Portland Trail Blazers: Can they tread water in the West after a stagnant offseason?
The Blazers may be one of the few Western Conference teams that didn’t actively improve over the offseason. A first-round sweep at the hands of the Pelicans should have been a jumping-off point for a modest restructuring of the roster. Instead, Portland will return much of the same team from last year. While turning over nearly the entirety of a 49-win team is hardly a worst-case scenario, merely standing still while nearly every other team in the West improved represents a clear step back.
The Blazers have made the playoffs every season of the Damian Lillard/CJ McCollum era, but this season, they aren’t markedly better than any of the other nine teams (Warriors, Rockets, Jazz, Thunder, Lakers, Nuggets, Spurs, Timberwolves, Pelicans) vying for playoff spots in the West. Where Portland falls among those teams will depend on the extent to which certain elements from last season regress to the mean. The Blazers posted a mediocre offense last year, a disappointment for a team with such a dynamic backcourt. But they defended at the eighth-best rate in the NBA last year, far outperforming what was expected of a group with two undersized guards and a slow-footed big man.

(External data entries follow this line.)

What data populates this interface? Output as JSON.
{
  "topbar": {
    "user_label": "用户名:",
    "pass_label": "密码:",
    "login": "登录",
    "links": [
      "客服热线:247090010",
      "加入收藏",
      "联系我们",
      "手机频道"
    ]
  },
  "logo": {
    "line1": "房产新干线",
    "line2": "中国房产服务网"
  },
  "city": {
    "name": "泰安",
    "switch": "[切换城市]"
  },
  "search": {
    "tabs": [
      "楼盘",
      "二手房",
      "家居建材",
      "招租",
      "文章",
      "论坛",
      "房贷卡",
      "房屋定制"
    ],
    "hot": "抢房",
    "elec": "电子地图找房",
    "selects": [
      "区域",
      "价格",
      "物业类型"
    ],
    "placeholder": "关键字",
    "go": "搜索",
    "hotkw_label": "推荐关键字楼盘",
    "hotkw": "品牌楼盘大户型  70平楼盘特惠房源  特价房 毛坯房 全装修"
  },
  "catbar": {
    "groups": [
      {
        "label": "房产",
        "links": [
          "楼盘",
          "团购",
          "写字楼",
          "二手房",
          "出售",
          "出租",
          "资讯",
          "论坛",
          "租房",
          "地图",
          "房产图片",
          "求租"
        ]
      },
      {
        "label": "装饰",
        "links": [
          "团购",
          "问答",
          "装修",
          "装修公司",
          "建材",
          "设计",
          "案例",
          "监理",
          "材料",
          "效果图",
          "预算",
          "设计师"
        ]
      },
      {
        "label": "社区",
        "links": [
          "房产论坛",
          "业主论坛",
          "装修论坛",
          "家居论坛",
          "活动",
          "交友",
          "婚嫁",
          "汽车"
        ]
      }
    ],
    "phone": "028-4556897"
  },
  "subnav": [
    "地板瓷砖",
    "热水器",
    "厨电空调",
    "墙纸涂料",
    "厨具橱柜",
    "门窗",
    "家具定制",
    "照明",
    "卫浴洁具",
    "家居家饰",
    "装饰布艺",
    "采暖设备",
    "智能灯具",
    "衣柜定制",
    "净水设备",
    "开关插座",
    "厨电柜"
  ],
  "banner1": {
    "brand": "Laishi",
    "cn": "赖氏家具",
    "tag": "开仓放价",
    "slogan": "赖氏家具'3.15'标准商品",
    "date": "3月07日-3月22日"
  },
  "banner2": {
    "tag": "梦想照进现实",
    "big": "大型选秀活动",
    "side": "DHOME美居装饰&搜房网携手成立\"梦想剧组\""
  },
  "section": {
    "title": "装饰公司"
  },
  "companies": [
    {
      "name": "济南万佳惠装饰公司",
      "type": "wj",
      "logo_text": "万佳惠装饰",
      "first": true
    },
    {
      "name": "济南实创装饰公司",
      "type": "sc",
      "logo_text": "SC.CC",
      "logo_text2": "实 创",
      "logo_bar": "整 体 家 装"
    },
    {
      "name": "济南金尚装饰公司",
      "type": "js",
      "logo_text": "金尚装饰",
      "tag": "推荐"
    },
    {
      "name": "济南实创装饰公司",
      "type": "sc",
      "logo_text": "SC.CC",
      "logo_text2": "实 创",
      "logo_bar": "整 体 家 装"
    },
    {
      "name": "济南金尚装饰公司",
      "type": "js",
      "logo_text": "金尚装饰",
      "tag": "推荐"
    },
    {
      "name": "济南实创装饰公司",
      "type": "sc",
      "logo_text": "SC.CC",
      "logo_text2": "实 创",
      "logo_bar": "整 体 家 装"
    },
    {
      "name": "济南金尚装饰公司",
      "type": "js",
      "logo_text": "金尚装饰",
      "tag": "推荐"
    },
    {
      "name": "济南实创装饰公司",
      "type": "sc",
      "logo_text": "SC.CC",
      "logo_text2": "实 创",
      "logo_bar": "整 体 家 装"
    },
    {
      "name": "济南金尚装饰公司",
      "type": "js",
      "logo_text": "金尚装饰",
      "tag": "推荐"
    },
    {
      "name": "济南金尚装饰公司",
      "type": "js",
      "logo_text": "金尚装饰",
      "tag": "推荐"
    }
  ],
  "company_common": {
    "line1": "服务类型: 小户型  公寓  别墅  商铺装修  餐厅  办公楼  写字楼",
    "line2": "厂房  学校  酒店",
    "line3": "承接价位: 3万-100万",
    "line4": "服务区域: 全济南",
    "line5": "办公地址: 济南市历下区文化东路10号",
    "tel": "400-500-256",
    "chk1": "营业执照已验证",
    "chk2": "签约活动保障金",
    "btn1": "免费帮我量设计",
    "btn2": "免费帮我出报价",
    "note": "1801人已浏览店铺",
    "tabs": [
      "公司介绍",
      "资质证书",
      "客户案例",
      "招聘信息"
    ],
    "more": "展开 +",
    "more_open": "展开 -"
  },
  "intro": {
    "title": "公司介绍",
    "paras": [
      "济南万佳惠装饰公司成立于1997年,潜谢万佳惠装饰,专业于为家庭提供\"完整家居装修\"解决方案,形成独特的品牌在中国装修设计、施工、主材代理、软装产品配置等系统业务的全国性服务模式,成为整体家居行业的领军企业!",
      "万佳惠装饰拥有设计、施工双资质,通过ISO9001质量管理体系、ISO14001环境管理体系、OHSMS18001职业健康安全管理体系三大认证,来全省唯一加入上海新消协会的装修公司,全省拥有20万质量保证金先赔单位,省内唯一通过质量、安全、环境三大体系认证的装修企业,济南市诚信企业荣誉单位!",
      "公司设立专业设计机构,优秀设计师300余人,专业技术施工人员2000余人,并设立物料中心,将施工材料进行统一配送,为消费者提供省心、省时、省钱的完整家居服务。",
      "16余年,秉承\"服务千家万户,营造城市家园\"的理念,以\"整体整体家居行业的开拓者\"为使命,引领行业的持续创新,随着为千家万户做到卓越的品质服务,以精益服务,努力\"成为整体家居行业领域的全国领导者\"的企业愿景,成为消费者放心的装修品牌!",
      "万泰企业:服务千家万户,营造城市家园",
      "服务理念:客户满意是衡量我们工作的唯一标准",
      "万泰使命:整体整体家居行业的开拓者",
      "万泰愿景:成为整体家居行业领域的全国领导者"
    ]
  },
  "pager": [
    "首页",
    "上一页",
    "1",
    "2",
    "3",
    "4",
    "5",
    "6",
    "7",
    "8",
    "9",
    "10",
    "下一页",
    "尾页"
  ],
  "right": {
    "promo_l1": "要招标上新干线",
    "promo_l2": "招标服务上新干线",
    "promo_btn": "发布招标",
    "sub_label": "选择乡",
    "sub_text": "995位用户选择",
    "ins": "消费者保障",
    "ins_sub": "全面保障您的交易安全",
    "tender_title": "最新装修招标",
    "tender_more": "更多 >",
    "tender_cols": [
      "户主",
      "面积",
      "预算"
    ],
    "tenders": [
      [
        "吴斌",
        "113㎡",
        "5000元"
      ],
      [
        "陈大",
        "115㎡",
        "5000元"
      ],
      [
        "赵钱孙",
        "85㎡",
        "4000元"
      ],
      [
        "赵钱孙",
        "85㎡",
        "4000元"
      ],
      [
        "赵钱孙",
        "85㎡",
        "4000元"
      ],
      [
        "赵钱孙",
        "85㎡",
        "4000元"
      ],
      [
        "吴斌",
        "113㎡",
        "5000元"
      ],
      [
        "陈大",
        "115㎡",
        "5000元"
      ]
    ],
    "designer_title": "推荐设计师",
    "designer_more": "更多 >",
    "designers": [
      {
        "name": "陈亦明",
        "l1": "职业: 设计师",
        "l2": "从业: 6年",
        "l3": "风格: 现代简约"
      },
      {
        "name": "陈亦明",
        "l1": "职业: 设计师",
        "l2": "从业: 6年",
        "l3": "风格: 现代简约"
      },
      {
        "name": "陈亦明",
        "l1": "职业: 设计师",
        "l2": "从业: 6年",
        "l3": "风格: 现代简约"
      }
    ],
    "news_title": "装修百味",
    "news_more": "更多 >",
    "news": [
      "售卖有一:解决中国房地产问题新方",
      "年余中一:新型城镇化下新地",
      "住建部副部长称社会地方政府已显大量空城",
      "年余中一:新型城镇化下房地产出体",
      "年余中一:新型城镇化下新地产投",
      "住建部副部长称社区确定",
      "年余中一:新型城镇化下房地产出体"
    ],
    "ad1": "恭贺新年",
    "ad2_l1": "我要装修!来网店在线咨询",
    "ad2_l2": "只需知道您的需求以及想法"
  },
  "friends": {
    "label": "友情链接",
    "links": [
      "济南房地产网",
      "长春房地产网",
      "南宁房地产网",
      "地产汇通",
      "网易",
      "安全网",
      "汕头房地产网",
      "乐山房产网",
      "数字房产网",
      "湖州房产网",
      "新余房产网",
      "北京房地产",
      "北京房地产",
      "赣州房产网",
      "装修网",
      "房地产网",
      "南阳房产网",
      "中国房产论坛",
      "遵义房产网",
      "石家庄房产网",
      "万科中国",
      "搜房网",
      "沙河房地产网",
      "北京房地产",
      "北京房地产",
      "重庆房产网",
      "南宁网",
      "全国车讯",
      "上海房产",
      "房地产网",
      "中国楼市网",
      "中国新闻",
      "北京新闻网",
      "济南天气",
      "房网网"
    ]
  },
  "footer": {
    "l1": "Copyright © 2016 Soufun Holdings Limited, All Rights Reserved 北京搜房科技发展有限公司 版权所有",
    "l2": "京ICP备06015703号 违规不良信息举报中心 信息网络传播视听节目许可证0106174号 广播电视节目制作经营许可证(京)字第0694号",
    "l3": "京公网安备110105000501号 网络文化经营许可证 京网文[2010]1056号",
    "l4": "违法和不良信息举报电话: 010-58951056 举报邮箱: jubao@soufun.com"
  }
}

Portland held opponents to an NBA-best 54.2 percent shooting within five feet of the basket and forced the third-most long mid-range jumpers in the league. It also shot below the league average on wide-open jumpers; that mark could easily improve given the shooters on the Blazers’ roster. Damian Lillard had the best year of his career in 2018, while CJ McCollum took a step back. The roster is riddled with questions. Can Jusuf Nurkić – still just 24 – sustain his production without the motivation of his looming free agency? Will Moe Harkless make a leap as a 3-and-D stalwart? Is Zach Collins ready for a larger role? What will Evan Turner provide on a night-to-night basis? How will Terry Stotts piece together second units without Ed Davis, Pat Connaughton or Shabazz Napier? Every marginal loss and questionable contract adds up in the Western Conference. Portland is hoping that it doesn’t finally crumble what has been a firm foundation.